Presentation for Capstone Project

Arif A. Arshad
February 10, 2018

The General Problems

The problems that I originally sought to solve were general, set out for the aim of introducing myself to text mining through cleaning, processing, and analyzing textual data, in addition to the tasks of developing an algorithm and building an app. The problem sequence included how to process big data text files given the memory constraints involved in using R, how to clean dirty, scraped text to make it usable for text analysis, how to create a dictionary of ngrams with associated probabilities, how to develop an algorithm that can predict the next word of text, and finally how to create an app around such an algorithm. The process was immersing and gave me deep hands-on experience of what is involved in text-mining and app development.

The Algorithm

The algorithm for the app is a simple matching algorithm. It takes the input text and searches for matches from the memory efficient 28MB ngram dictionary that contains 632,457 different ngrams from source texts including twitter, blogs, AP news, Newsweek, Economist, and Time. The dictionary also contains the ngrams' associated probabilities using methods described in Jurafsky and Martin's Speech and Language Processing. After finding a set of matches (or possibly no matches), it chooses the entry with the greatest associated probability and outputs the next word in the matched ngram.
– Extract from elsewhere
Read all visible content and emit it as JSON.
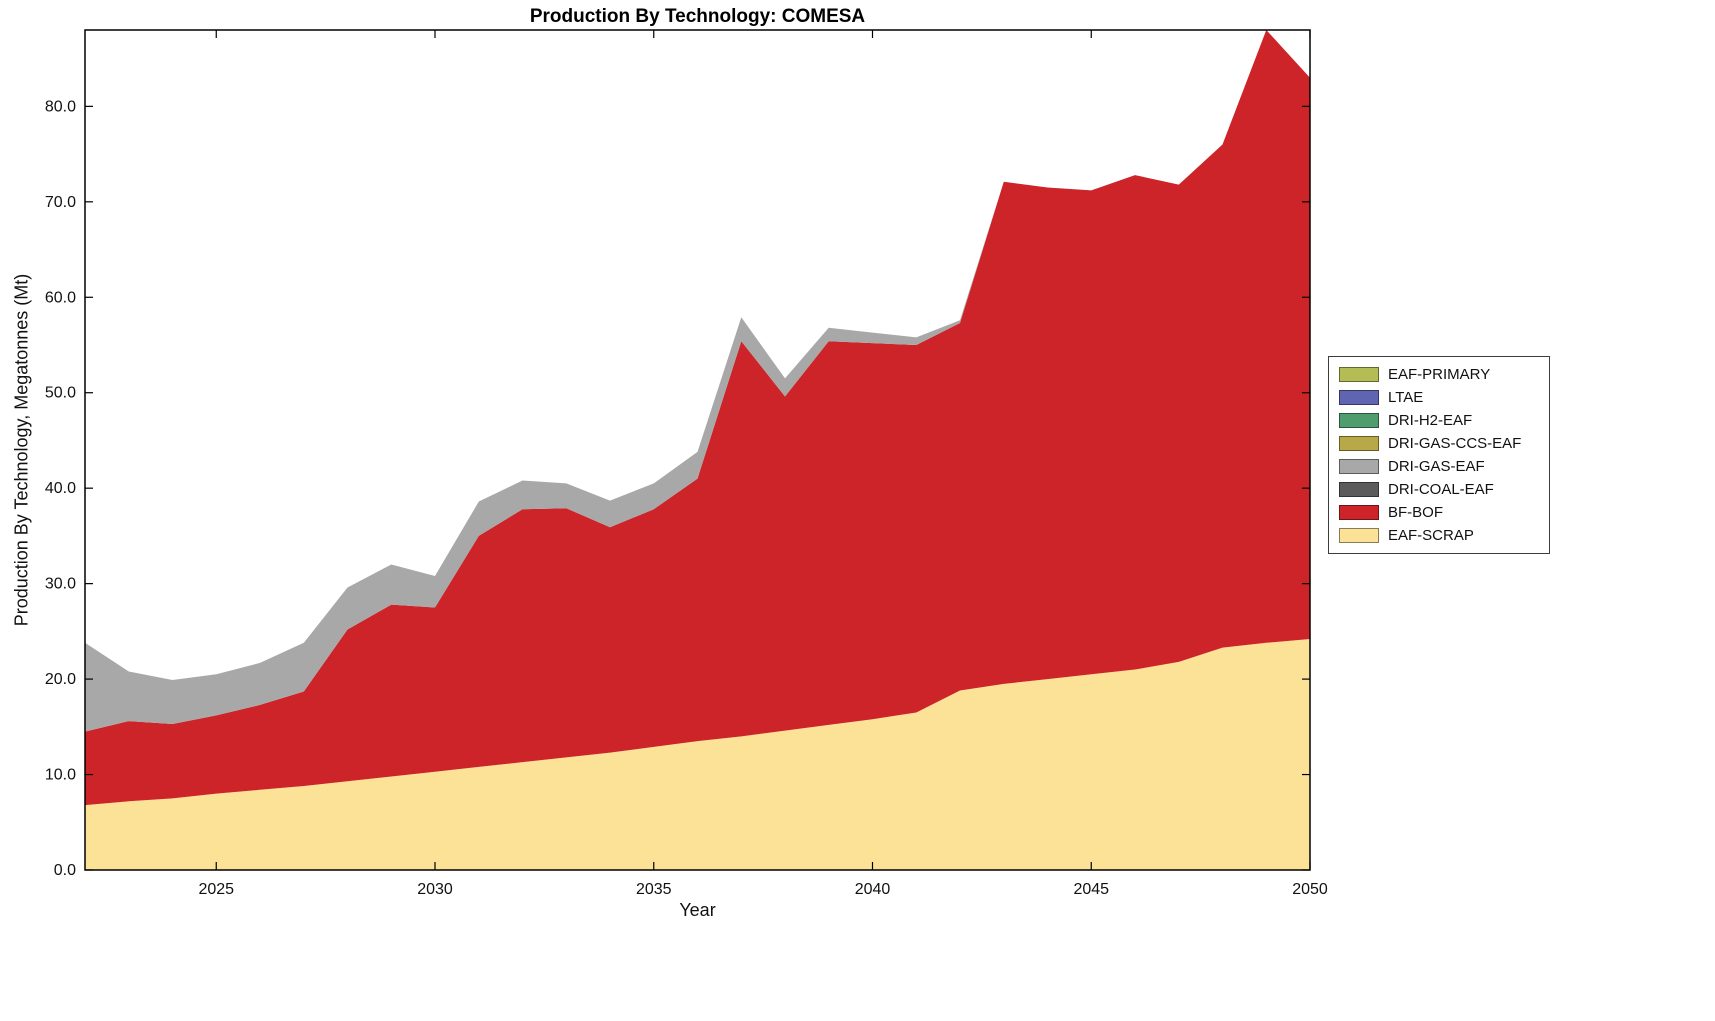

Algorithm's Performance and How to Use the App

The algorithm in various test sets was only able to predict at most 18% of the next words. No doubt, the algorithm should perform better, but how? The answer lay in a more targeted ngram list and hence a more targeted app in terms of marketing. In order to use the app, just type in or copy some text and click 'Predict'. The app will display the predicted next word.
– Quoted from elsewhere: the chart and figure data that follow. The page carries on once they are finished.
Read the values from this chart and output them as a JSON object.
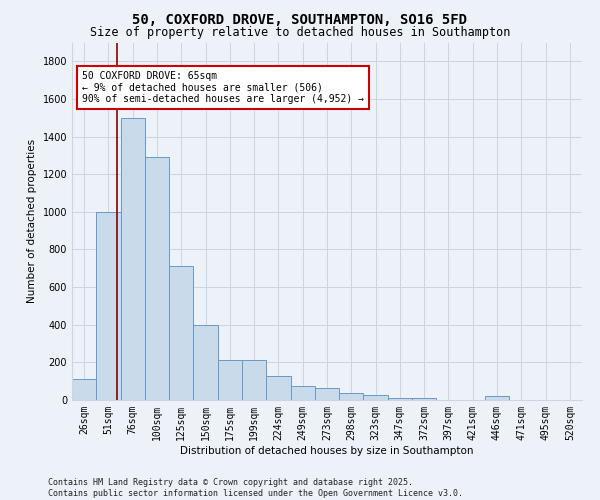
{
  "title": "50, COXFORD DROVE, SOUTHAMPTON, SO16 5FD",
  "subtitle": "Size of property relative to detached houses in Southampton",
  "xlabel": "Distribution of detached houses by size in Southampton",
  "ylabel": "Number of detached properties",
  "categories": [
    "26sqm",
    "51sqm",
    "76sqm",
    "100sqm",
    "125sqm",
    "150sqm",
    "175sqm",
    "199sqm",
    "224sqm",
    "249sqm",
    "273sqm",
    "298sqm",
    "323sqm",
    "347sqm",
    "372sqm",
    "397sqm",
    "421sqm",
    "446sqm",
    "471sqm",
    "495sqm",
    "520sqm"
  ],
  "values": [
    110,
    1000,
    1500,
    1290,
    710,
    400,
    215,
    215,
    130,
    75,
    65,
    35,
    25,
    10,
    10,
    0,
    0,
    20,
    0,
    0,
    0
  ],
  "bar_color": "#c9daea",
  "bar_edge_color": "#6699cc",
  "grid_color": "#ccd5e0",
  "background_color": "#edf2f8",
  "vline_x": 1.35,
  "vline_color": "#880000",
  "annotation_text": "50 COXFORD DROVE: 65sqm\n← 9% of detached houses are smaller (506)\n90% of semi-detached houses are larger (4,952) →",
  "annotation_box_color": "#ffffff",
  "annotation_box_edge": "#cc0000",
  "ylim": [
    0,
    1900
  ],
  "yticks": [
    0,
    200,
    400,
    600,
    800,
    1000,
    1200,
    1400,
    1600,
    1800
  ],
  "footer_line1": "Contains HM Land Registry data © Crown copyright and database right 2025.",
  "footer_line2": "Contains public sector information licensed under the Open Government Licence v3.0.",
  "title_fontsize": 10,
  "subtitle_fontsize": 8.5,
  "axis_label_fontsize": 7.5,
  "tick_fontsize": 7,
  "annotation_fontsize": 7,
  "footer_fontsize": 6
}
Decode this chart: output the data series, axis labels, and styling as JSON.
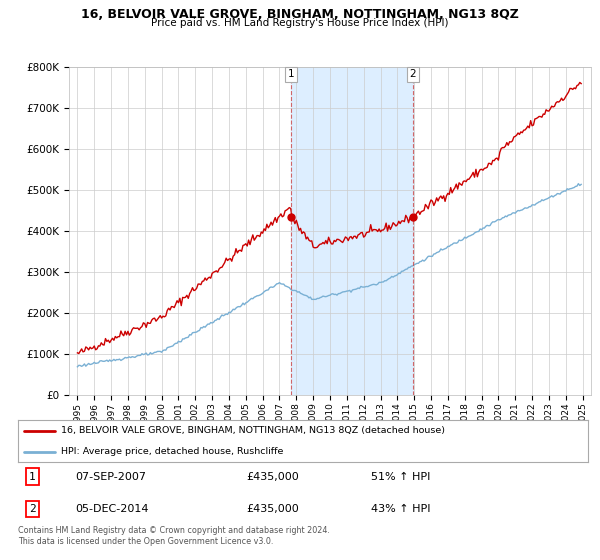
{
  "title": "16, BELVOIR VALE GROVE, BINGHAM, NOTTINGHAM, NG13 8QZ",
  "subtitle": "Price paid vs. HM Land Registry's House Price Index (HPI)",
  "legend_line1": "16, BELVOIR VALE GROVE, BINGHAM, NOTTINGHAM, NG13 8QZ (detached house)",
  "legend_line2": "HPI: Average price, detached house, Rushcliffe",
  "annotation1": {
    "label": "1",
    "date": "07-SEP-2007",
    "price": "£435,000",
    "hpi": "51% ↑ HPI",
    "x_year": 2007.67
  },
  "annotation2": {
    "label": "2",
    "date": "05-DEC-2014",
    "price": "£435,000",
    "hpi": "43% ↑ HPI",
    "x_year": 2014.92
  },
  "footer": "Contains HM Land Registry data © Crown copyright and database right 2024.\nThis data is licensed under the Open Government Licence v3.0.",
  "red_color": "#cc0000",
  "blue_color": "#7ab0d4",
  "shade_color": "#ddeeff",
  "ylim": [
    0,
    800000
  ],
  "xlim_start": 1994.5,
  "xlim_end": 2025.5,
  "yticks": [
    0,
    100000,
    200000,
    300000,
    400000,
    500000,
    600000,
    700000,
    800000
  ],
  "ytick_labels": [
    "£0",
    "£100K",
    "£200K",
    "£300K",
    "£400K",
    "£500K",
    "£600K",
    "£700K",
    "£800K"
  ]
}
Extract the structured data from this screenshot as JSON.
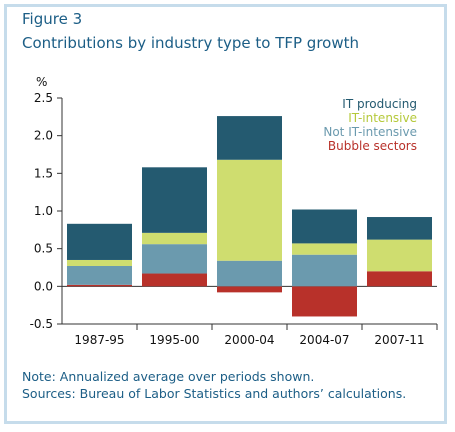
{
  "figure_label": "Figure 3",
  "title": "Contributions by industry type to TFP growth",
  "notes": [
    "Note: Annualized average over periods shown.",
    "Sources: Bureau of Labor Statistics and authors’ calculations."
  ],
  "chart_data": {
    "type": "bar",
    "stacked": true,
    "categories": [
      "1987-95",
      "1995-00",
      "2000-04",
      "2004-07",
      "2007-11"
    ],
    "series": [
      {
        "name": "Bubble sectors",
        "color": "#b8312a",
        "values": [
          0.02,
          0.17,
          -0.08,
          -0.4,
          0.2
        ]
      },
      {
        "name": "Not IT-intensive",
        "color": "#6b9aae",
        "values": [
          0.25,
          0.39,
          0.34,
          0.42,
          0.0
        ]
      },
      {
        "name": "IT-intensive",
        "color": "#cfdd6f",
        "values": [
          0.08,
          0.15,
          1.34,
          0.15,
          0.42
        ]
      },
      {
        "name": "IT producing",
        "color": "#245a70",
        "values": [
          0.48,
          0.87,
          0.58,
          0.45,
          0.3
        ]
      }
    ],
    "legend_order": [
      "IT producing",
      "IT-intensive",
      "Not IT-intensive",
      "Bubble sectors"
    ],
    "legend_position": "top-right",
    "ylabel": "%",
    "ylim": [
      -0.5,
      2.5
    ],
    "yticks": [
      "2.5",
      "2.0",
      "1.5",
      "1.0",
      "0.5",
      "0.0",
      "-0.5"
    ],
    "grid": false
  }
}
Language, Discourse, and Prediction

Language usage is vast, having infinite an set of possibilities. However, more predictive patterns can be found given how localized the setting is. The social roles people play involve different ways of speaking. As a result, we can make use of the simple algorithm and a memory efficient ngram dictionary by targeting the source text more narrowly. This will allow us to develop next word prediction models and apps for a variety of cultural and practical contexts; in other words, new and different markets.

Helping Elementary School Kids Read

A promising application of the algorithm is in helping little kids learn how to read by predicting the next word. This may be especially promising for kids with autism or even English language learners. We can use text files from various children's books to build their vocabulary capacity and help develop a sense for syntax and common academic usage. It can be part of a project to produce learning games or sold to an existing learning game maker.